O retorno obtido pelos jovens manifesta-se não só no amadurecimento dos projetos que desenvolvem, mas também na construção de laços afetivos. Orgulham-se em contar que as crianças das escolas cobram sua visita, reconhecem-nos em ônibus e demonstram afeto. Como uma espiral, as mudanças espalham-se por outras dimensões – internas, como no caso de Caio Pereira, que se integrou ao grupo timidamente, gaguejando na leitura, e agora surpreende pela desenvoltura; ou sociais, com impactos na dinâmica familiar dos jovens, semeando novas expectativas. "Muita gente que hoje está aqui vivia à toa e sem perspectivas em casa. O projeto tirou pessoas de caminhos de risco", diz Sidnéia Chagas. O grupo concorda. 


Na comunidade e na política
As atividades realizadas rotineiramente pelos escritureiros do Ibeac se inserem em um contexto maior que compõe o pano de fundo do trabalho do LiteraSampa e de todos os polos de leitura apoiados pelo Instituto C&A: a incidência nas políticas públicas do livro e da leitura. Com seis organizações-membros, em 2012 o LiteraSampa participou e convocou debates sobre o desenvolvimento dos planos municipais do livro e da leitura em São Paulo e também em cidades circunvizinhas, como Guarulhos (SP). 
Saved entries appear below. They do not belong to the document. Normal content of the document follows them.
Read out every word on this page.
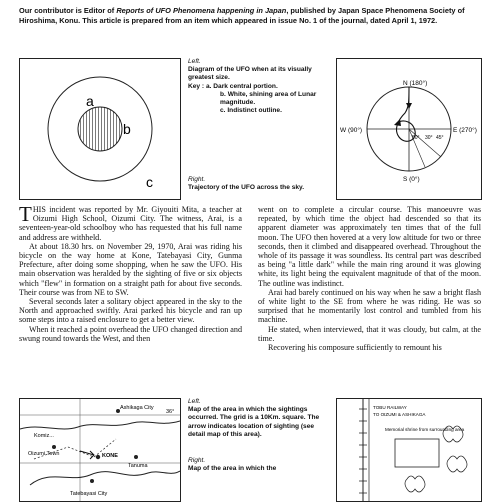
Our contributor is Editor of Reports of UFO Phenomena happening in Japan, published by Japan Space Phenomena Society of Hiroshima, Konu. This article is prepared from an item which appeared in issue No. 1 of the journal, dated April 1, 1972.
a
b
c
Left.
Diagram of the UFO when at its visually greatest size.
Key : a. Dark central portion.
b. White, shining area of Lunar magnitude.
c. Indistinct outline.
Right.
Trajectory of the UFO across the sky.
N (180°)
S (0°)
E (270°)
W (90°)
50° 30° 45°

THIS incident was reported by Mr. Giyouiti Mita, a teacher at Oizumi High School, Oizumi City. The witness, Arai, is a seventeen-year-old schoolboy who has requested that his full name and address are withheld.

At about 18.30 hrs. on November 29, 1970, Arai was riding his bicycle on the way home at Kone, Tatebayasi City, Gunma Prefecture, after doing some shopping, when he saw the UFO. His main observation was heralded by the sighting of five or six objects which "flew" in formation on a straight path for about five seconds. Their course was from NE to SW.

Several seconds later a solitary object appeared in the sky to the North and approached swiftly. Arai parked his bicycle and ran up some steps into a raised enclosure to get a better view.

When it reached a point overhead the UFO changed direction and swung round towards the West, and then

went on to complete a circular course. This manoeuvre was repeated, by which time the object had descended so that its apparent diameter was approximately ten times that of the full moon. The UFO then hovered at a very low altitude for two or three seconds, then it climbed and disappeared overhead. Throughout the whole of its passage it was soundless. Its central part was described as being "a little dark" while the main ring around it was glowing white, its light being the equivalent magnitude of that of the moon. The outline was indistinct.

Arai had barely continued on his way when he saw a bright flash of white light to the SE from where he was riding. He was so surprised that he momentarily lost control and tumbled from his machine.

He stated, when interviewed, that it was cloudy, but calm, at the time.

Recovering his composure sufficiently to remount his

Ashikaga City
Komiz...
Oizumi Town
Tatebayasi City
KONE
Tanuma
36°
Left.
Map of the area in which the sightings occurred. The grid is a 10Km. square. The arrow indicates location of sighting (see detail map of this area).
Right.
Map of the area in which the
TOBU RAILWAY
TO OIZUMI & ASHIKAGA
Memorial shrine from surrounding area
Ao mesmo tempo, no plano da ação comunitária, o polo trabalha para aumentar o envolvimento com as escolas da região onde atua. É o caso do trabalho realizado na Escola Estadual Prof. Belkice Manhães Reis, entre outras de Parelheiros. Nesta unidade educacional, que oferece ensino fundamental e médio, a biblioteca era fechada, e foi reaberta pela atuação dos adolescentes e jovens. "Nossa escola vem trabalhando fortemente sobre a leitura, e as mediações dos escritureiros são bem-vindas e fazem diferença", diz a diretora Sandra Marciano de Oliveira. "O trabalho dos jovens é maravilhoso. Incentiva as crianças e vai ao encontro do trabalho que queremos fazer na escola", assinala.